- Third baseman
- Born: July 26, 1905 Mobile, Alabama, U.S.
- Died: July 18, 1983 (aged 77) Chicago, Illinois, U.S.
- Batted: RightThrew: Right

debut
- 1928, for the Chicago Giants

Last appearance
- 1946, for the Memphis Red sox

Negro league statistics
- Batting average: .291
- Hits: 456
- Home runs: 19
- Runs batted in: 221
- Stolen bases: 29

Teams
- Dayton Marcos (1926); Chicago American Giants (1927, 1929, 1932–1936; New York Cubans (1936); Chicago American Giants (1941–1944); Birmingham Black Barons (1944); Cincinnati-Indianapolis Clowns (1944–1945); Memphis Red Sox (1946);

Career highlights and awards
- 13× All-Star (1933, 1934, 1935, 1936, 1937, 1938, 1939, 1939², 1943, 1944, 1945, 1946, 1946²); Negro Southern League pennant (1932); Negro American League batting champion (1943);

= Alex Radcliff =

American baseball player (1905–1983)

Alex Radcliff (July 26, 1905 - July 18, 1983) was an American professional baseball player in the Negro leagues. He is widely acknowledged to have been the best third baseman in the history of the Negro American League. He was the brother of Ted "Double Duty" Radcliffe. He is also sometimes referred to as Alex Radcliffe.

==Early life==
Radcliff was born in Mobile, Alabama. He started his baseball life as a batboy when he moved to Chicago in 1917; he served as the team batboy before eventually using his sandlot baseball skills for the Chicago Giants.

==Playing career==
He played seventeen seasons (five partial), beginning in 1926. He played one game that year and two games the following year before taking 1928 off. He played in one documented game in 1929 and then did not return until 1932. He then played the next eight seasons with the Chicago American Giants. In his first full year of play in 1932, he batted .268 in forty games. It was the last time until 1939 that he would not make an East-West All-Star Game.
In the 1932 Championship Series for the Negro Southern League pennant (the only season in which the league was considered a major league), he made an appearance in one game and had two hits while Chicago eventually won the series.

1933 began a stretch of seven straight years where he made at least one selection in the Negro leagues east–west game. In 1933, he batted .338 in 37 games while collecting fifty hits. He participated in the first East-West All-Star Game on September 10 of that year, which was held in Comiskey Park in Chicago, Illinois. He went 2-for-4 with two runs batted in. The next year, he batted .304 and had 49 hits. In the 1934 Negro National League Championship Series against the Pittsburgh Crawfords, he played in six games and batted .217 with three runs batted in (RBI) in the loss. In 1935, he led the league in at-bats with 217 while batting .313 in 48 games. He played in just nineteen games for the New York Cubans in 1936 but batted .350. He returned to Chicago in 1937 and batted .303. He collected fifty hits and was even awarded an intentional walk. In the 1937 Championship Series for the Negro American pennant against the Kansas City Monarchs, he batted .353 in four games with two RBI but the Giants lost. He regressed in 1938-39 by batting just under .260 but managed to be selected to the East-West Game in each year (1939, where he had 35 hits in 34 games, was the only time in this stretch where he made two All-Star games).

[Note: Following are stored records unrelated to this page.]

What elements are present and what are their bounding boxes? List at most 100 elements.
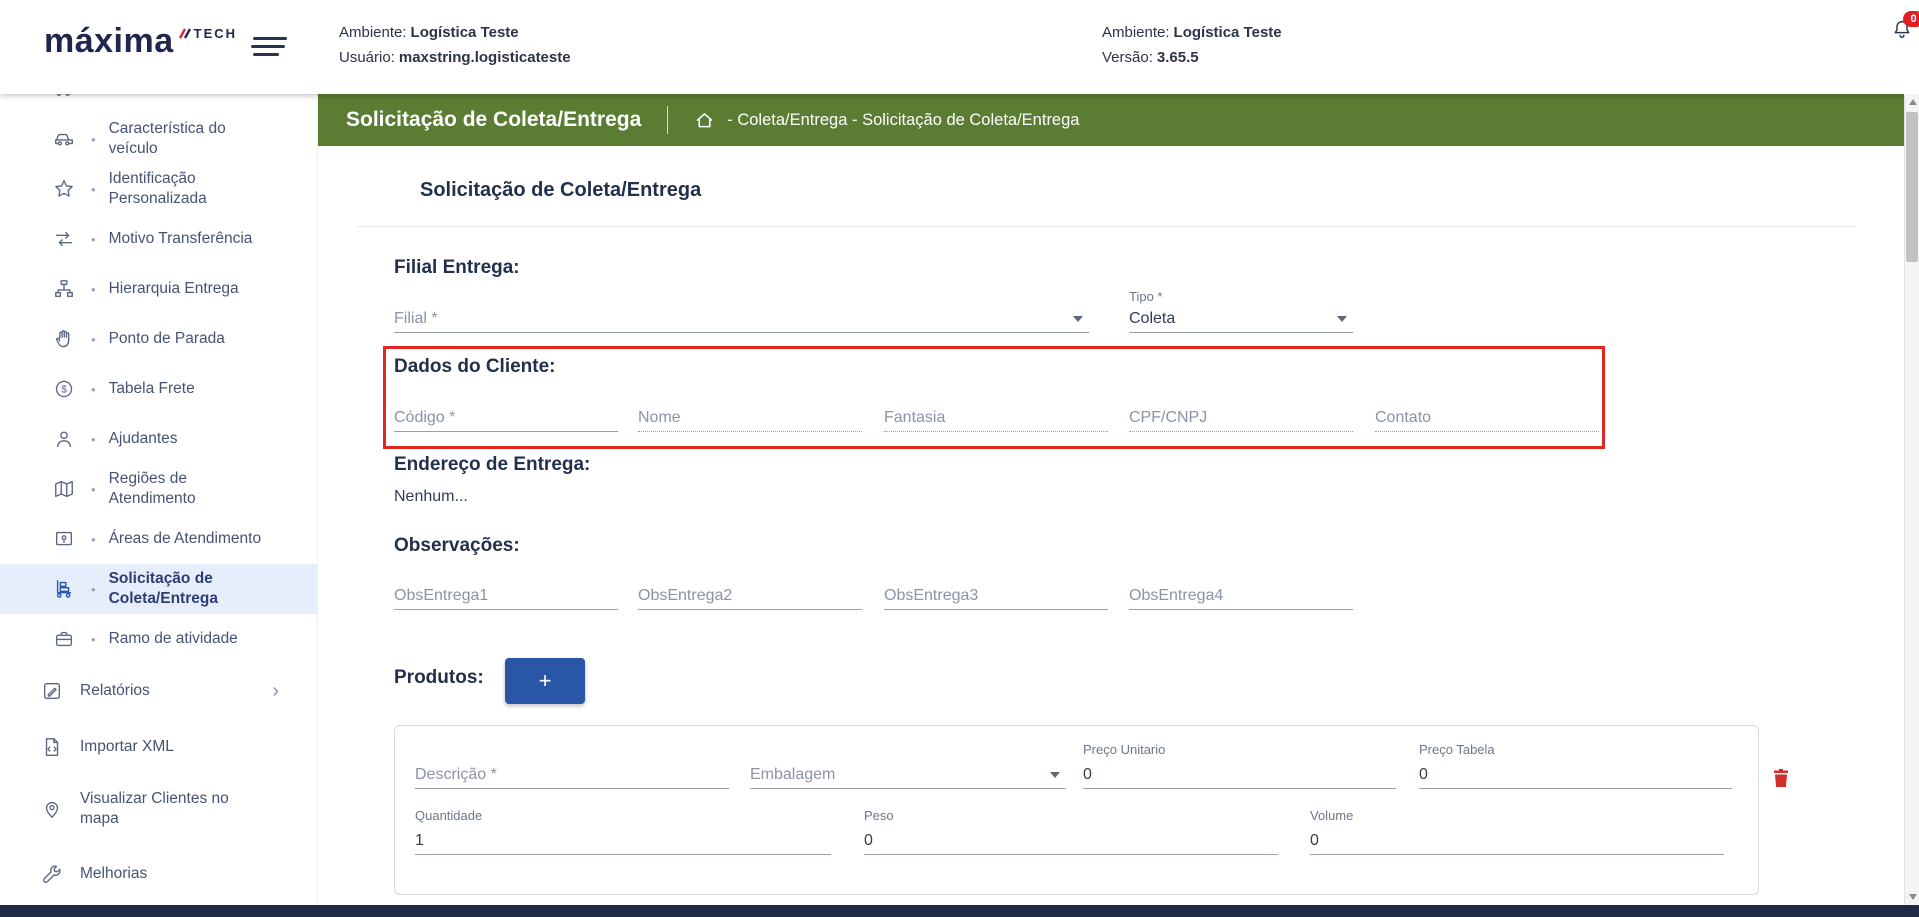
fantasia-field[interactable]	[884, 405, 1108, 432]
scrollbar-down-arrow[interactable]	[1905, 889, 1919, 905]
filial-input[interactable]	[394, 306, 1089, 333]
sidebar-item-ponto-de-parada[interactable]: • Ponto de Parada	[0, 314, 317, 364]
ambiente-value: Logística Teste	[411, 24, 519, 41]
filial-select[interactable]	[394, 306, 1089, 333]
delete-product-trash-icon[interactable]	[1769, 766, 1795, 792]
endereco-heading: Endereço de Entrega:	[394, 454, 590, 476]
quantidade-input[interactable]	[415, 828, 831, 855]
title-divider	[356, 226, 1856, 227]
obs-entrega2-input[interactable]	[638, 583, 862, 610]
observacoes-heading: Observações:	[394, 535, 520, 557]
ambiente-value-2: Logística Teste	[1174, 24, 1282, 41]
codigo-field[interactable]	[394, 405, 618, 432]
embalagem-input[interactable]	[750, 762, 1066, 789]
sidebar-item-ramo-atividade[interactable]: • Ramo de atividade	[0, 614, 317, 664]
usuario-label: Usuário:	[339, 49, 395, 66]
descricao-input[interactable]	[415, 762, 729, 789]
bottom-window-edge	[0, 905, 1919, 917]
endereco-value: Nenhum...	[394, 488, 468, 506]
preco-unitario-field[interactable]	[1083, 762, 1396, 789]
embalagem-select[interactable]	[750, 762, 1066, 789]
notifications-bell-icon[interactable]: 0	[1891, 18, 1915, 42]
sidebar-item-identificacao-personalizada[interactable]: • Identificação Personalizada	[0, 164, 317, 214]
sidebar-item-motivo-transferencia[interactable]: • Motivo Transferência	[0, 214, 317, 264]
environment-info-right: Ambiente:Logística Teste Versão:3.65.5	[1102, 20, 1282, 70]
bullet-icon: •	[91, 582, 96, 597]
brand-text: máxima	[44, 24, 174, 58]
map-pin-icon	[40, 798, 64, 820]
obs-entrega3-field[interactable]	[884, 583, 1108, 610]
hierarchy-icon	[52, 278, 76, 300]
tipo-input[interactable]	[1129, 306, 1353, 333]
nome-field[interactable]	[638, 405, 862, 432]
obs-entrega2-field[interactable]	[638, 583, 862, 610]
cpf-cnpj-input[interactable]	[1129, 405, 1353, 432]
peso-field[interactable]	[864, 828, 1278, 855]
peso-label: Peso	[864, 808, 894, 823]
sidebar-item-ajudantes[interactable]: • Ajudantes	[0, 414, 317, 464]
codigo-input[interactable]	[394, 405, 618, 432]
money-circle-icon: $	[52, 378, 76, 400]
bullet-icon: •	[91, 382, 96, 397]
add-product-button[interactable]: +	[505, 658, 585, 704]
volume-input[interactable]	[1310, 828, 1724, 855]
page-title-bar: Solicitação de Coleta/Entrega - Coleta/E…	[318, 94, 1904, 146]
preco-tabela-label: Preço Tabela	[1419, 742, 1495, 757]
bullet-icon: •	[91, 132, 96, 147]
scrollbar-thumb[interactable]	[1906, 112, 1918, 262]
obs-entrega1-field[interactable]	[394, 583, 618, 610]
person-icon	[52, 428, 76, 450]
truck-icon	[52, 94, 76, 100]
scrollbar-up-arrow[interactable]	[1905, 94, 1919, 110]
sidebar-navigation: • Veículos • Característica do veículo •…	[0, 94, 318, 905]
contato-field[interactable]	[1375, 405, 1599, 432]
cpf-cnpj-field[interactable]	[1129, 405, 1353, 432]
nome-input[interactable]	[638, 405, 862, 432]
preco-tabela-field[interactable]	[1419, 762, 1732, 789]
versao-value: 3.65.5	[1157, 49, 1199, 66]
obs-entrega4-input[interactable]	[1129, 583, 1353, 610]
sidebar-item-tabela-frete[interactable]: $ • Tabela Frete	[0, 364, 317, 414]
fantasia-input[interactable]	[884, 405, 1108, 432]
briefcase-icon	[52, 628, 76, 650]
sidebar-item-melhorias[interactable]: Melhorias	[0, 842, 317, 905]
preco-unitario-input[interactable]	[1083, 762, 1396, 789]
sidebar-item-regioes-atendimento[interactable]: • Regiões de Atendimento	[0, 464, 317, 514]
volume-field[interactable]	[1310, 828, 1724, 855]
sidebar-item-relatorios[interactable]: Relatórios ›	[0, 664, 317, 718]
logo-accent-icon	[178, 26, 192, 45]
bullet-icon: •	[91, 482, 96, 497]
sidebar-item-areas-atendimento[interactable]: • Áreas de Atendimento	[0, 514, 317, 564]
form-title: Solicitação de Coleta/Entrega	[420, 179, 701, 202]
bullet-icon: •	[91, 232, 96, 247]
sidebar-item-visualizar-clientes-mapa[interactable]: Visualizar Clientes no mapa	[0, 776, 317, 842]
tipo-select[interactable]	[1129, 306, 1353, 333]
ambiente-label: Ambiente:	[339, 24, 407, 41]
obs-entrega4-field[interactable]	[1129, 583, 1353, 610]
menu-toggle-icon[interactable]	[251, 37, 287, 59]
tipo-label: Tipo *	[1129, 289, 1162, 304]
bullet-icon: •	[91, 632, 96, 647]
app-window: máxima TECH Ambiente:Logística Teste Usu…	[0, 0, 1919, 917]
sidebar-item-solicitacao-coleta-entrega[interactable]: • Solicitação de Coleta/Entrega	[0, 564, 317, 614]
title-separator	[667, 106, 668, 134]
peso-input[interactable]	[864, 828, 1278, 855]
contato-input[interactable]	[1375, 405, 1599, 432]
sidebar-item-importar-xml[interactable]: Importar XML	[0, 718, 317, 776]
xml-file-icon	[40, 736, 64, 758]
vertical-scrollbar[interactable]	[1904, 94, 1919, 905]
breadcrumb: - Coleta/Entrega - Solicitação de Coleta…	[727, 111, 1079, 130]
sidebar-item-hierarquia-entrega[interactable]: • Hierarquia Entrega	[0, 264, 317, 314]
map-icon	[52, 478, 76, 500]
obs-entrega3-input[interactable]	[884, 583, 1108, 610]
breadcrumb-home-icon[interactable]	[694, 110, 715, 131]
sidebar-item-veiculos[interactable]: • Veículos	[0, 94, 317, 114]
sidebar-item-caracteristica-veiculo[interactable]: • Característica do veículo	[0, 114, 317, 164]
car-icon	[52, 128, 76, 150]
preco-tabela-input[interactable]	[1419, 762, 1732, 789]
maxima-tech-logo: máxima TECH	[44, 24, 237, 58]
environment-info-left: Ambiente:Logística Teste Usuário:maxstri…	[339, 20, 571, 70]
obs-entrega1-input[interactable]	[394, 583, 618, 610]
descricao-field[interactable]	[415, 762, 729, 789]
quantidade-field[interactable]	[415, 828, 831, 855]
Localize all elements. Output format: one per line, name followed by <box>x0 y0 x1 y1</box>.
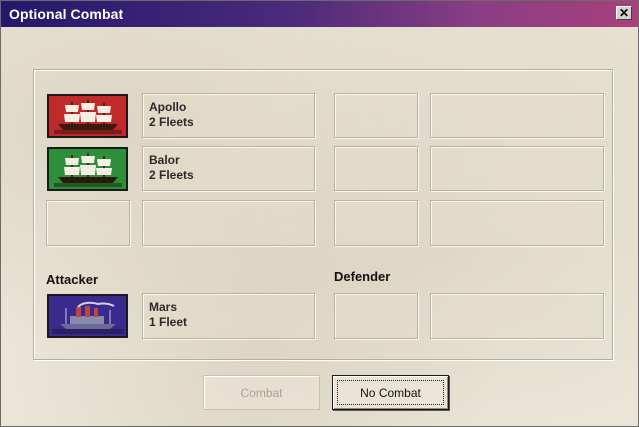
no-combat-button[interactable]: No Combat <box>332 375 449 410</box>
empty-icon-slot[interactable] <box>46 200 130 246</box>
attacker-label: Attacker <box>46 272 99 287</box>
window-title: Optional Combat <box>9 6 124 22</box>
fleet-count: 1 Fleet <box>149 315 188 329</box>
defender-slot-2[interactable] <box>334 146 418 191</box>
defender-slot-1[interactable] <box>334 93 418 138</box>
optional-combat-dialog: Optional Combat ✕ Apollo 2 Fleets Balor … <box>0 0 639 427</box>
fleet-count: 2 Fleets <box>149 115 194 129</box>
fleet-name: Balor <box>149 153 180 167</box>
fleet-balor-icon-slot[interactable] <box>47 147 128 191</box>
fleet-name: Mars <box>149 300 178 314</box>
no-combat-button-label: No Combat <box>360 385 421 400</box>
defender-info-slot-3[interactable] <box>430 200 604 246</box>
combat-button[interactable]: Combat <box>203 375 320 410</box>
empty-info-slot[interactable] <box>142 200 315 246</box>
defender-slot-3[interactable] <box>334 200 418 246</box>
attacker-icon-slot[interactable] <box>47 294 128 338</box>
fleet-apollo-info[interactable]: Apollo 2 Fleets <box>142 93 315 138</box>
defender-info-slot-2[interactable] <box>430 146 604 191</box>
sailing-ship-icon <box>53 100 122 134</box>
steamship-icon <box>51 298 124 334</box>
defender-info-slot-1[interactable] <box>430 93 604 138</box>
fleet-name: Apollo <box>149 100 187 114</box>
fleet-count: 2 Fleets <box>149 168 194 182</box>
combat-button-label: Combat <box>240 385 283 400</box>
defender-label: Defender <box>334 269 391 284</box>
title-bar[interactable]: Optional Combat ✕ <box>1 1 638 27</box>
fleet-balor-info[interactable]: Balor 2 Fleets <box>142 146 315 191</box>
attacker-fleet-info[interactable]: Mars 1 Fleet <box>142 293 315 339</box>
fleet-apollo-icon-slot[interactable] <box>47 94 128 138</box>
defender-icon-slot[interactable] <box>334 293 418 339</box>
defender-fleet-info[interactable] <box>430 293 604 339</box>
close-icon: ✕ <box>618 6 630 20</box>
sailing-ship-icon <box>53 153 122 187</box>
close-button[interactable]: ✕ <box>616 6 632 20</box>
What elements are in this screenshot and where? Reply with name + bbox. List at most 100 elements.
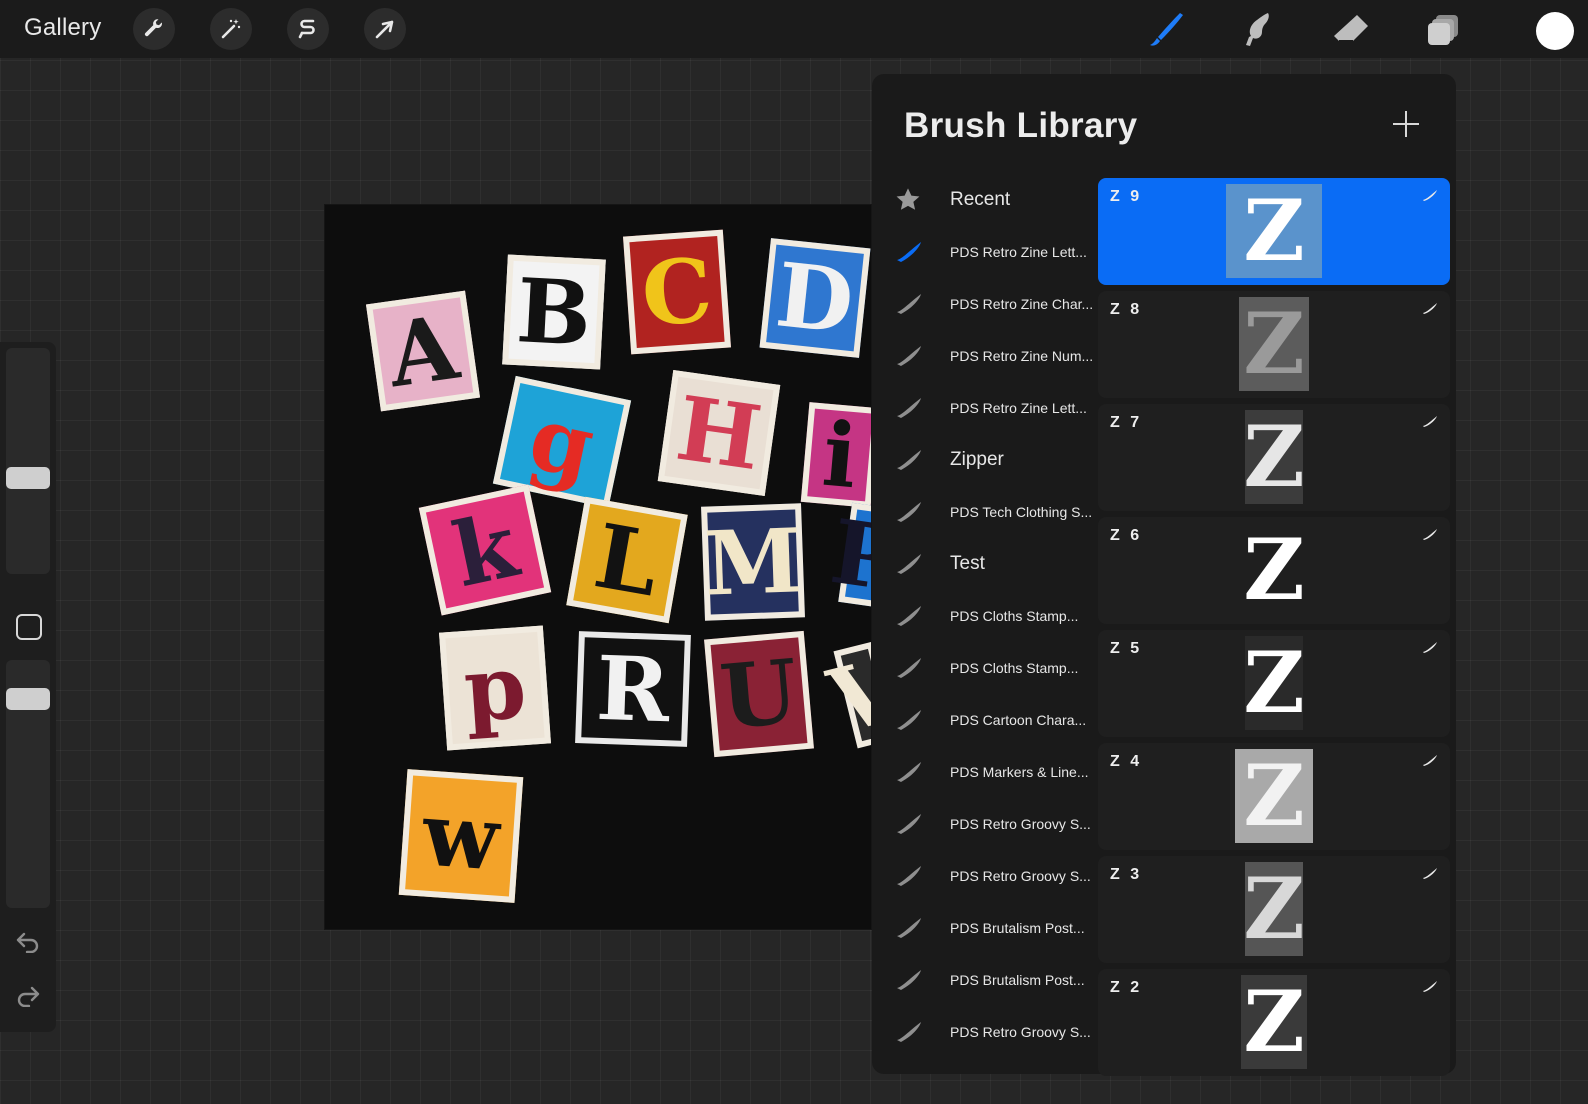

He barnstormed for the Palmer House All Stars in 1940 before returning to the Negro leagues for two games in 1941. In 1942, he returned to the Giants and played all but one game of a 29-game stretch (one played with Birmingham). In 1943, he hit a league-high .369 in thirty games with 45 hits. He played just one game with the Giants in 1944, playing fourteen games with the Cincinnati-Indianapolis Clowns while making another All-Star Game. In the 1943 series for the NAL pennant against Birmingham, he batted .143 in two games in the loss. Records show he played just six games with the Memphis Red Sox and batted .240 in 1946, but he was elected to both east–west games that year.

From 1932 to 1944, Radcliff ranked in the top five in his position at third base in games played (nine times, where he was first twice), putouts (six, leading once), assists (five, leading once), double plays (five, leading twice), and errors (six).

==Death==
He worked as a bouncer at his brother's bar in Chicago, Illinois until his death.